US clears Lundbeck’s IV epilepsy drug Carnexiv

by | 10th Oct 2016 | News

US regulators have approved Lundbeck's Carnexiv, the first intravenous formulation of epilepsy drug carbamazepine.

US regulators have approved Lundbeck’s Carnexiv, the first intravenous formulation of epilepsy drug carbamazepine.

The US Food and Drug Administration has green-lighted the injection as a short-term replacement therapy for oral forms of the drug in adults with certain seizure types when oral administration is temporarily not feasible.

Carnexiv “provides continuity of care” for those patients unable to take carbamazepine by mouth but are experiencing partial seizures with complex symptomatology, generalized tonic-clonic seizures, mixed seizure patterns or other partial or generalized seizures, the firm noted.
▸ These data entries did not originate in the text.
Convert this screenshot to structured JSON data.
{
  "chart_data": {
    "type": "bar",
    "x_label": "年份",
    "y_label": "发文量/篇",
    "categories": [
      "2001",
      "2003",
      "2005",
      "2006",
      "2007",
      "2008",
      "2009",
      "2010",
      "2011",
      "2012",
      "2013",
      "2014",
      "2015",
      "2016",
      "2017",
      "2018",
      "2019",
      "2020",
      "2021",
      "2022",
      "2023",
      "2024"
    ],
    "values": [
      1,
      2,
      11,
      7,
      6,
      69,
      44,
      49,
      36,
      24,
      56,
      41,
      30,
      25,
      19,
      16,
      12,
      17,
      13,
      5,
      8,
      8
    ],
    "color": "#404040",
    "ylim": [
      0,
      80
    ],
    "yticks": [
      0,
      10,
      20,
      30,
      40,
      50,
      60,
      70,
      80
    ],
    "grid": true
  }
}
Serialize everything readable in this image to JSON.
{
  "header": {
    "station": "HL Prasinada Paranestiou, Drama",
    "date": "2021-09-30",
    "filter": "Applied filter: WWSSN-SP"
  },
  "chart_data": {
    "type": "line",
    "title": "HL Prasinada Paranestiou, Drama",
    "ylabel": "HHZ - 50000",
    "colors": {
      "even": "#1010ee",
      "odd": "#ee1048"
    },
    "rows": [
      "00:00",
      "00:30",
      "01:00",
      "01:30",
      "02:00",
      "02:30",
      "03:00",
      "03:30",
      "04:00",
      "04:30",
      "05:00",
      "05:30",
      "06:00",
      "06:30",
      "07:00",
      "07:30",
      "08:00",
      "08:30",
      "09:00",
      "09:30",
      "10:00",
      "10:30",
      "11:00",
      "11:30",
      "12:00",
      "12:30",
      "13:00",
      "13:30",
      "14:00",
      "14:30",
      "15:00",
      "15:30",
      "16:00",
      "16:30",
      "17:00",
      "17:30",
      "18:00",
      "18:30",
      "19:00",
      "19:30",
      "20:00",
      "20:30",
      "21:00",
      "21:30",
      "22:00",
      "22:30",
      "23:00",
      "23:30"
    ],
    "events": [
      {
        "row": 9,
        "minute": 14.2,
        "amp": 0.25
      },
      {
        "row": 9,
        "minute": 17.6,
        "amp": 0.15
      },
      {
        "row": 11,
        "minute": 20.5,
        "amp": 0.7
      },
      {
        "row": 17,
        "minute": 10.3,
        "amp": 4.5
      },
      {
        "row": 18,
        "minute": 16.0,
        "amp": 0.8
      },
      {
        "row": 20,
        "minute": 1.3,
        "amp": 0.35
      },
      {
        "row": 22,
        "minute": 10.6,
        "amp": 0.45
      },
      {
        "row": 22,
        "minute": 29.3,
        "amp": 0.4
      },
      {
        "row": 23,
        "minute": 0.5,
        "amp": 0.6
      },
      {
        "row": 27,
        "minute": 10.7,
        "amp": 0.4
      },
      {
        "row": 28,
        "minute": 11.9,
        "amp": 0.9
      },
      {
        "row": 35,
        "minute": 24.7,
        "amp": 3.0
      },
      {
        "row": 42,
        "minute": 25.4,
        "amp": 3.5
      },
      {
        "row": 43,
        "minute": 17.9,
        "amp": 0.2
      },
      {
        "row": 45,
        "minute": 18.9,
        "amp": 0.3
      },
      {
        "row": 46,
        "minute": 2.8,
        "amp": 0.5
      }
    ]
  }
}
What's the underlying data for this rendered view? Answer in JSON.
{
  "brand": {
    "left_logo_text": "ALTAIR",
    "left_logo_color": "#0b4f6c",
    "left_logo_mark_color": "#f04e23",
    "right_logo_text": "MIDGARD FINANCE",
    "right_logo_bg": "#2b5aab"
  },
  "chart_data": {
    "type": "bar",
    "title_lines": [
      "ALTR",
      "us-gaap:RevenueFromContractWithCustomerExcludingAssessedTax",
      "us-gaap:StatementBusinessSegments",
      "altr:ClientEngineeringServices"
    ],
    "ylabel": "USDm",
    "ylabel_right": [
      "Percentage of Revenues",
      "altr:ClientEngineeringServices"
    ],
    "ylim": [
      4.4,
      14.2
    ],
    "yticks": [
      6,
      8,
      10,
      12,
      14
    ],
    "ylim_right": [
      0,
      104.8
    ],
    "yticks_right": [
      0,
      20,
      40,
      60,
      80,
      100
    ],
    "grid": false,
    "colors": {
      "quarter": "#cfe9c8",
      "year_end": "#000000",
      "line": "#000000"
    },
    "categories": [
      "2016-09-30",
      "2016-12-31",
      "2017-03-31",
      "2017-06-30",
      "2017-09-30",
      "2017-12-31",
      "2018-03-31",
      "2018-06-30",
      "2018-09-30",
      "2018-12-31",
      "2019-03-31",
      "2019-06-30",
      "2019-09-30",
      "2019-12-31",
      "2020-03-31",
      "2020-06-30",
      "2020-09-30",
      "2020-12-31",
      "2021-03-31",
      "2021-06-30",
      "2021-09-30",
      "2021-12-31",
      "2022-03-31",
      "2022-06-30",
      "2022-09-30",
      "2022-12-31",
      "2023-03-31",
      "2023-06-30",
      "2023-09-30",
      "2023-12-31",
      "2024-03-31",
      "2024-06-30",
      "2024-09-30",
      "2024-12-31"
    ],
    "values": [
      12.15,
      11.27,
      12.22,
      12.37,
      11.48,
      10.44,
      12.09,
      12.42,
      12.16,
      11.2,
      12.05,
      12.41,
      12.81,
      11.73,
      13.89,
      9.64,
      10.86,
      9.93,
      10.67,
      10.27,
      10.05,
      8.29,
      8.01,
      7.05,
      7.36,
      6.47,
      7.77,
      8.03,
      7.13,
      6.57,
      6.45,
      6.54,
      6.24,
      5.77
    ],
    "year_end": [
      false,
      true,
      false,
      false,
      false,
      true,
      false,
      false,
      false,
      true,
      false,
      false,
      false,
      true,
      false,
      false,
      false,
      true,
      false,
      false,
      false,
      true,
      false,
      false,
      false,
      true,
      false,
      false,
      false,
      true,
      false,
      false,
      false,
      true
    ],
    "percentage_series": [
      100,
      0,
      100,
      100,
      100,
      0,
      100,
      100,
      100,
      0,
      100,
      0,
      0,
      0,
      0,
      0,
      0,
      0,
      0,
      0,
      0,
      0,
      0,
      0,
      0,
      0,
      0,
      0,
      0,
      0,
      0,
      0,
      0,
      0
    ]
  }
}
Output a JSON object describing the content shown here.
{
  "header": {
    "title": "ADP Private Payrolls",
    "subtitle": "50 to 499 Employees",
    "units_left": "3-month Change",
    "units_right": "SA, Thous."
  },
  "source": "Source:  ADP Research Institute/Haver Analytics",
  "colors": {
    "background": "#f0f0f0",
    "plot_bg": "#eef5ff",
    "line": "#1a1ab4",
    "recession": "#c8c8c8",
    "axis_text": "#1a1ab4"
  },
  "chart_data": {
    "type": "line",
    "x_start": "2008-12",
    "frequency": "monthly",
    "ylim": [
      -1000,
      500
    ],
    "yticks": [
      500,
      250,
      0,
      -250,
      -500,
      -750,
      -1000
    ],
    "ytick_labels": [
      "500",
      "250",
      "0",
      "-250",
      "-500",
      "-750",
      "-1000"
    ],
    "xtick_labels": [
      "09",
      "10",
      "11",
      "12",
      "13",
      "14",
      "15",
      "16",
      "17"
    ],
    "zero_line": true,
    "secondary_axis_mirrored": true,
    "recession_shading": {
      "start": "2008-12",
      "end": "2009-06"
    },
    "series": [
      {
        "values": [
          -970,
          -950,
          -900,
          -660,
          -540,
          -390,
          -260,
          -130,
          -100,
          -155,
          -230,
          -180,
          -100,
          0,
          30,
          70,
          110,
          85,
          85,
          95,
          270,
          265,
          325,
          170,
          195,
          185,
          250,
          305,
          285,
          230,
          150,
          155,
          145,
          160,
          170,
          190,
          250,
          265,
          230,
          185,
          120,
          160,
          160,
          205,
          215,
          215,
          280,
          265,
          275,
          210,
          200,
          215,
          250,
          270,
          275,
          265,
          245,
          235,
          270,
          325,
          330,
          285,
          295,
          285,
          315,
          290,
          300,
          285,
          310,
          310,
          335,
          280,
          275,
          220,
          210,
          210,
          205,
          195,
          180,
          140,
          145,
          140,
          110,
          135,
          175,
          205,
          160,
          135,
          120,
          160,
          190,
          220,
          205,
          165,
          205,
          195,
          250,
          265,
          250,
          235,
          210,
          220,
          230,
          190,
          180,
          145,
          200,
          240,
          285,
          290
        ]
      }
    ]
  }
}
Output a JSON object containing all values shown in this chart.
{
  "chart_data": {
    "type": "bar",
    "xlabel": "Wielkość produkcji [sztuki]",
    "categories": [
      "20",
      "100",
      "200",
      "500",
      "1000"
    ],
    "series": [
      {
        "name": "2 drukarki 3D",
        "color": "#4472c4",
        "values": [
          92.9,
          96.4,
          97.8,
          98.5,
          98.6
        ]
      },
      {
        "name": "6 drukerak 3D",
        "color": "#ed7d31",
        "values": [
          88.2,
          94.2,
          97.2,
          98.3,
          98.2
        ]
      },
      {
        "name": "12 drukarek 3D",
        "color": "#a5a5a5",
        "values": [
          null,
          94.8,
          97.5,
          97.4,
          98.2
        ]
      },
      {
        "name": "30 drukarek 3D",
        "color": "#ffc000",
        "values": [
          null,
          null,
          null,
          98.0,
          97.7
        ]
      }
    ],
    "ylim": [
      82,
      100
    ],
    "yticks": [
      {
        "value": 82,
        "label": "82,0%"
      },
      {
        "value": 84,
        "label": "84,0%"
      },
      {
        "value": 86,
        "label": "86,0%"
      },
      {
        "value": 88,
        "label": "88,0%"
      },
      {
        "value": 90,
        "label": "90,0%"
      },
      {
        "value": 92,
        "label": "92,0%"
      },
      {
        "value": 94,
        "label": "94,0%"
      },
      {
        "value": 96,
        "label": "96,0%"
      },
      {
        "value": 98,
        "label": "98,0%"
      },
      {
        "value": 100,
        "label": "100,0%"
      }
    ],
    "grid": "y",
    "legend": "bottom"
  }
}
On the safety side, as with the oral formulation of the drug, there is a risk of serious dermatologic reactions during treatment with Carnexiv, including toxic epidermal necrolysis and Stevens-Johnson syndrome, as well as a risk of aplastic anaemia and agranulocytosis.

“Carbamazepine is very difficult to make as an aqueous-based injectable formulation, which means that doctors have not had an IV formulation of the drug available when needed.

“This approval is the result of years of work to create a novel and stable injection formulation to support patients who need an alternative to oral carbamazepine,” commented James Cloyd, director of the Center for Orphan Drug Research at the University of Minnesota College of Pharmacy.